Booker-Preisträger Douglas Stuart: Ein falsches Leben

In seinem atmosphä­risch dichten Debüt­roman „Shuggie Bain“ zeigt Douglas Stuart eine Arbeiterwelt, in der jede Abweichung bestraft wird.

Douglas Stuart

Douglas Stuart, bekam den Booker Prize für seinen Roman, den zuvor etliche Verlage abgelehnt hatten Foto: Martyn Pickersgill

Shuggie Bain ist ein sensibler Junge, vielleicht zu sensibel für die Welt und umso mehr für die Welt, in der er lebt: im Glasgow der 80er Jahre, in eine Familie der Arbeiterschicht geboren, die nur noch im Abstieg begriffen ist. In seinem preisgekrönten Roman „Shuggie Bain“ erzählt Douglas Stuart von einer Kindheit zwischen bitterer Armut und der unerfüllten Sehnsucht nach bedingungsloser elterlicher Liebe.

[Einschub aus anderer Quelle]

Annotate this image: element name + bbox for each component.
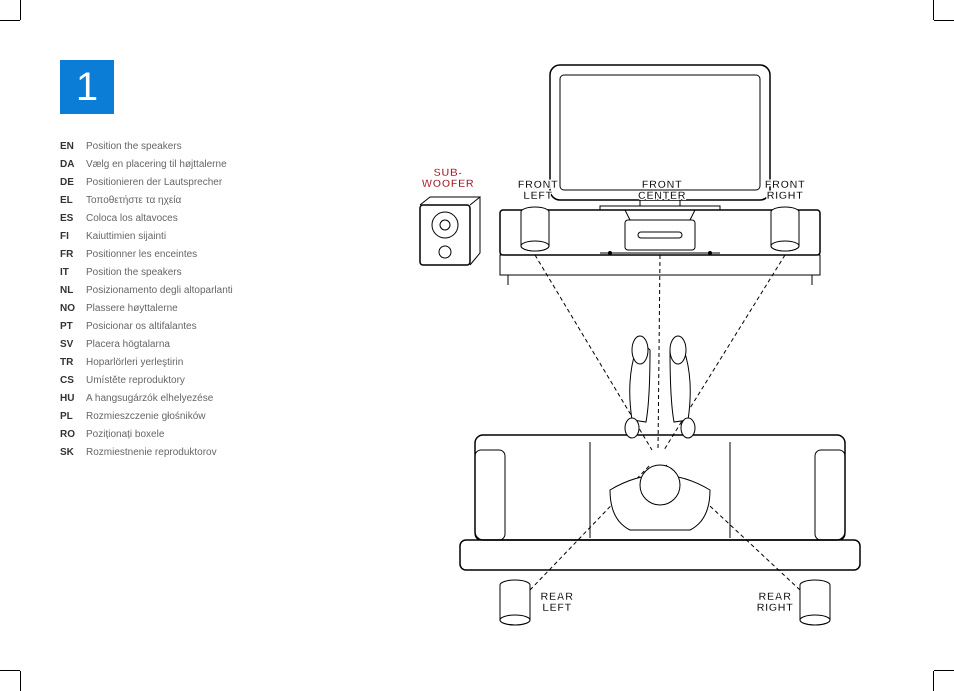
lang-text: Rozmiestnenie reproduktorov bbox=[86, 444, 217, 462]
lang-code: PL bbox=[60, 408, 86, 426]
lang-code: NO bbox=[60, 300, 86, 318]
label-front-center: FRONTCENTER bbox=[632, 180, 692, 202]
lang-text: Position the speakers bbox=[86, 264, 182, 282]
lang-code: SK bbox=[60, 444, 86, 462]
label-rear-left: REARLEFT bbox=[532, 592, 582, 614]
rear-right-speaker bbox=[800, 580, 830, 625]
lang-text: Posizionamento degli altoparlanti bbox=[86, 282, 233, 300]
lang-text: A hangsugárzók elhelyezése bbox=[86, 390, 213, 408]
step-number-box: 1 bbox=[60, 60, 114, 114]
speaker-diagram: SUB-WOOFER FRONTLEFT FRONTCENTER FRONTRI… bbox=[400, 60, 910, 640]
step-number: 1 bbox=[76, 65, 98, 110]
lang-text: Hoparlörleri yerleştirin bbox=[86, 354, 183, 372]
lang-text: Positionner les enceintes bbox=[86, 246, 197, 264]
lang-code: EN bbox=[60, 138, 86, 156]
lang-text: Coloca los altavoces bbox=[86, 210, 178, 228]
lang-code: PT bbox=[60, 318, 86, 336]
lang-text: Umístěte reproduktory bbox=[86, 372, 185, 390]
lang-code: SV bbox=[60, 336, 86, 354]
subwoofer-icon bbox=[420, 197, 480, 265]
label-subwoofer: SUB-WOOFER bbox=[418, 168, 478, 190]
lang-text: Placera högtalarna bbox=[86, 336, 170, 354]
lang-code: FR bbox=[60, 246, 86, 264]
lang-text: Poziționați boxele bbox=[86, 426, 164, 444]
lang-text: Position the speakers bbox=[86, 138, 182, 156]
lang-text: Posicionar os altifalantes bbox=[86, 318, 197, 336]
lang-code: ES bbox=[60, 210, 86, 228]
front-left-speaker bbox=[521, 207, 549, 251]
label-rear-right: REARRIGHT bbox=[750, 592, 800, 614]
receiver-box bbox=[600, 210, 720, 255]
rear-left-speaker bbox=[500, 580, 530, 625]
lang-code: HU bbox=[60, 390, 86, 408]
lang-code: NL bbox=[60, 282, 86, 300]
label-front-right: FRONTRIGHT bbox=[760, 180, 810, 202]
lang-text: Rozmieszczenie głośników bbox=[86, 408, 206, 426]
lang-text: Τοποθετήστε τα ηχεία bbox=[86, 192, 181, 210]
lang-text: Positionieren der Lautsprecher bbox=[86, 174, 222, 192]
listener-person bbox=[610, 336, 710, 530]
lang-code: DA bbox=[60, 156, 86, 174]
label-front-left: FRONTLEFT bbox=[513, 180, 563, 202]
lang-code: RO bbox=[60, 426, 86, 444]
lang-code: DE bbox=[60, 174, 86, 192]
front-right-speaker bbox=[771, 207, 799, 251]
lang-code: EL bbox=[60, 192, 86, 210]
lang-code: IT bbox=[60, 264, 86, 282]
lang-text: Kaiuttimien sijainti bbox=[86, 228, 166, 246]
lang-code: CS bbox=[60, 372, 86, 390]
lang-text: Plassere høyttalerne bbox=[86, 300, 178, 318]
lang-text: Vælg en placering til højttalerne bbox=[86, 156, 227, 174]
lang-code: FI bbox=[60, 228, 86, 246]
lang-code: TR bbox=[60, 354, 86, 372]
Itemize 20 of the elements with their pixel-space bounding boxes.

Am liebsten spielt Shuggie mit Puppen und ist auch deshalb rasch als „Schwuchtel“ verschrien. Er vergöttert seine Mutter Agnes, allerdings hat sie ein schweres Alkoholproblem. Agnes ist schön, aber nicht nur ihr will es scheinen, als hätte sie ihre Schönheit und Jugend an den falschen Mann, an ein falsches Leben verschwendet.

Shuggies Vater fährt Taxi, seine Mutter bleibt zu Hause. Die Mutter geht nicht arbeiten – eine so schöne Frau wie Agnes hat das nicht nötig, findet auch Big Shug, der stolz darauf ist, seine Familie ernähren zu können. Im Luxus lebt man nicht. Genau genommen leben die fünf – denn neben Shuggie gibt es zwei weitere Geschwister – bei den Großeltern.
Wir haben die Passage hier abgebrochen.